Posted by Tim Edwards on Wed 27 Aug 2008 at 03:10 AM
The two links I tagged above didn't carry, so here they are again:
Carbide's reduced investment
Installation of unproven technology in Bhopal
Posted by Tim Edwards on Wed 27 Aug 2008 at 03:16 AM
I am not downplaying the impact, merely pointing out that the GoI has a record of not caring whether safety equipment is installed or not.
If the GoI had wanted safety equipment installed, I can think of at least 10 ways to have done it without requiring Carbide to let itself be robbed. From your own posts, it is obvious that the deal for the GoI was to extort ownership of the plant, at the expense, if necessary, of any number of its own citizens.

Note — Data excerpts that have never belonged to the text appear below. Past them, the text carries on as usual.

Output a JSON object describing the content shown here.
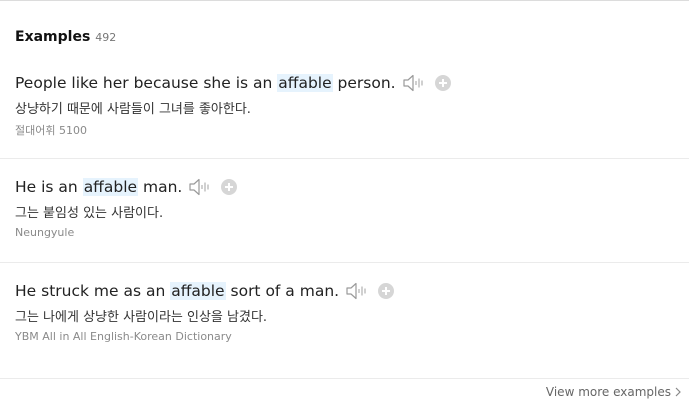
{
  "header": {
    "title": "Examples",
    "count": "492"
  },
  "examples": [
    {
      "en_before": "People like her because she is an ",
      "keyword": "affable",
      "en_after": " person.",
      "ko": "상냥하기 때문에 사람들이 그녀를 좋아한다.",
      "source": "절대어휘 5100"
    },
    {
      "en_before": "He is an ",
      "keyword": "affable",
      "en_after": " man.",
      "ko": "그는 붙임성 있는 사람이다.",
      "source": "Neungyule"
    },
    {
      "en_before": "He struck me as an ",
      "keyword": "affable",
      "en_after": " sort of a man.",
      "ko": "그는 나에게 상냥한 사람이라는 인상을 남겼다.",
      "source": "YBM All in All English-Korean Dictionary"
    }
  ],
  "footer": {
    "more_label": "View more examples"
  },
  "colors": {
    "highlight": "#e6f3fd",
    "divider": "#ebebeb",
    "icon": "#9a9a9a"
  },
  "icons": {
    "speaker": "speaker-icon",
    "add": "plus-circle-icon",
    "more": "chevron-right-icon"
  }
}
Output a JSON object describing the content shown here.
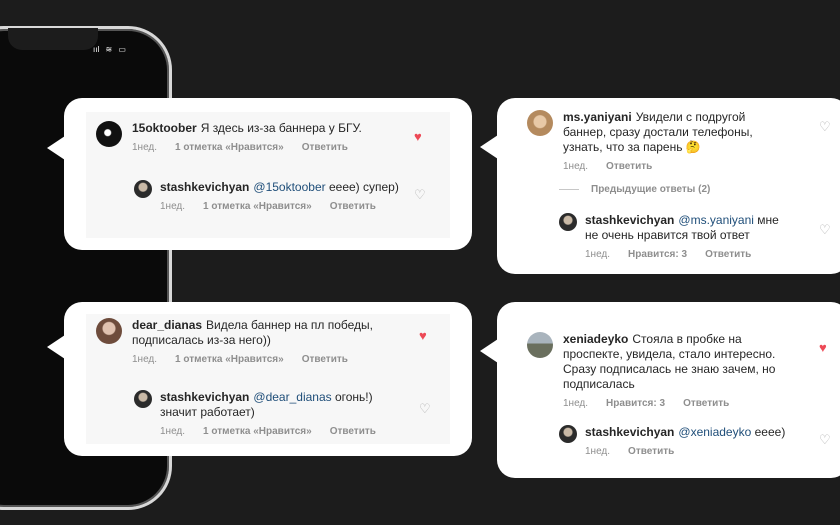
{
  "colors": {
    "background": "#1c1c1c",
    "like": "#ed4956",
    "mention": "#1f4e79"
  },
  "phone": {
    "status": [
      "ııl",
      "≋",
      "▭"
    ]
  },
  "cards": [
    {
      "comment": {
        "user": "15oktoober",
        "text": "Я здесь из-за баннера у БГУ.",
        "time": "1нед.",
        "likes": "1 отметка «Нравится»",
        "reply": "Ответить",
        "liked": true
      },
      "reply": {
        "user": "stashkevichyan",
        "mention": "@15oktoober",
        "text": "eeee) супер)",
        "time": "1нед.",
        "likes": "1 отметка «Нравится»",
        "reply": "Ответить",
        "liked": false
      }
    },
    {
      "comment": {
        "user": "ms.yaniyani",
        "text": "Увидели с подругой баннер, сразу достали телефоны, узнать, что за парень 🤔",
        "time": "1нед.",
        "reply": "Ответить",
        "liked": false
      },
      "previous_replies": "Предыдущие ответы (2)",
      "reply": {
        "user": "stashkevichyan",
        "mention": "@ms.yaniyani",
        "text": "мне не очень нравится твой ответ",
        "time": "1нед.",
        "likes": "Нравится: 3",
        "reply": "Ответить",
        "liked": false
      }
    },
    {
      "comment": {
        "user": "dear_dianas",
        "text": "Видела баннер на пл победы, подписалась из-за него))",
        "time": "1нед.",
        "likes": "1 отметка «Нравится»",
        "reply": "Ответить",
        "liked": true
      },
      "reply": {
        "user": "stashkevichyan",
        "mention": "@dear_dianas",
        "text": "огонь!) значит работает)",
        "time": "1нед.",
        "likes": "1 отметка «Нравится»",
        "reply": "Ответить",
        "liked": false
      }
    },
    {
      "comment": {
        "user": "xeniadeyko",
        "text": "Стояла в пробке на проспекте, увидела, стало интересно. Сразу подписалась не знаю зачем, но подписалась",
        "time": "1нед.",
        "likes": "Нравится: 3",
        "reply": "Ответить",
        "liked": true
      },
      "reply": {
        "user": "stashkevichyan",
        "mention": "@xeniadeyko",
        "text": "eeee)",
        "time": "1нед.",
        "reply": "Ответить",
        "liked": false
      }
    }
  ]
}
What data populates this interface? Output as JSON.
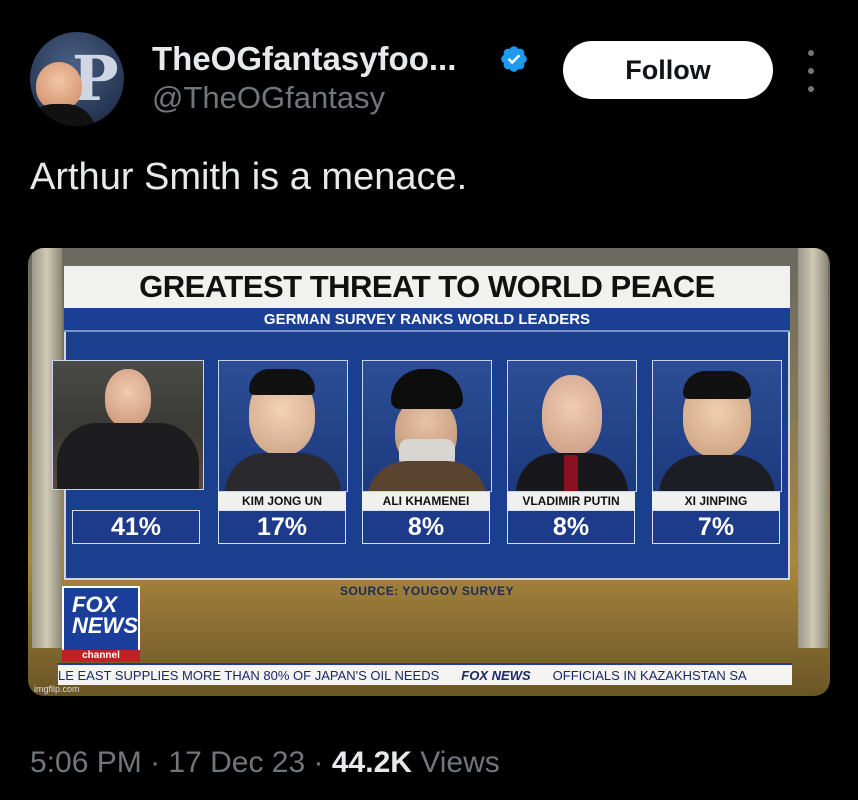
{
  "author": {
    "display_name": "TheOGfantasyfoo...",
    "handle": "@TheOGfantasy",
    "avatar_letter": "P"
  },
  "follow_label": "Follow",
  "tweet_text": "Arthur Smith is a menace.",
  "media": {
    "title": "GREATEST THREAT TO WORLD PEACE",
    "subtitle": "GERMAN SURVEY RANKS WORLD LEADERS",
    "cards": [
      {
        "name": "",
        "pct": "41%"
      },
      {
        "name": "KIM JONG UN",
        "pct": "17%"
      },
      {
        "name": "ALI KHAMENEI",
        "pct": "8%"
      },
      {
        "name": "VLADIMIR PUTIN",
        "pct": "8%"
      },
      {
        "name": "XI JINPING",
        "pct": "7%"
      }
    ],
    "source": "SOURCE: YOUGOV SURVEY",
    "logo_line1": "FOX",
    "logo_line2": "NEWS",
    "logo_channel": "channel",
    "ticker_left": "LE EAST SUPPLIES MORE THAN 80% OF JAPAN'S OIL NEEDS",
    "ticker_brand": "FOX NEWS",
    "ticker_right": "OFFICIALS IN KAZAKHSTAN SA",
    "watermark": "imgflip.com"
  },
  "meta": {
    "time": "5:06 PM",
    "sep": "·",
    "date": "17 Dec 23",
    "views_count": "44.2K",
    "views_label": "Views"
  },
  "colors": {
    "background": "#000000",
    "verified": "#1d9bf0",
    "secondary_text": "#71767b",
    "board_blue": "#1a3f8f"
  }
}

Carbide was willing to install better equipment, as proven by the fact that it did in the US, where it was not subject to losing its property for doing so.
Carbide managers were fools, they should have taken the colonialist route like the other companies and refused to play the game. Instead, the company chose to cooperate on equal terms with indigenous governments. That was considered progressive policy in those days.
But it appears I was naive. You really don't understand property, do you?
Posted by Harry Eagar on Thu 28 Aug 2008 at 12:54 AM
Thanks for doing the digging. I also noticed how the Times reporter treated Bhopal like some ancient dispute, along the lines of the Dome of the Rock. It's more like Agent Orange, of course, though without a U.S. veterans' constituency to push the issue and force deeper reporting.
Posted by Chris Lombardi on Fri 29 Aug 2008 at 05:37 PM
Thank you, Tim Edwards. (Some of the links still don't work though.*) The Indian railways might not be entirely safe (they do, however, provide cheap and affordable transportation for millions of Indians across the country every single day): that is no argument -- or analogy -- to condone Carbide's proven criminal negligence.
*Note from CJR webmaster: The links in both the above comments which were broken have been fixed.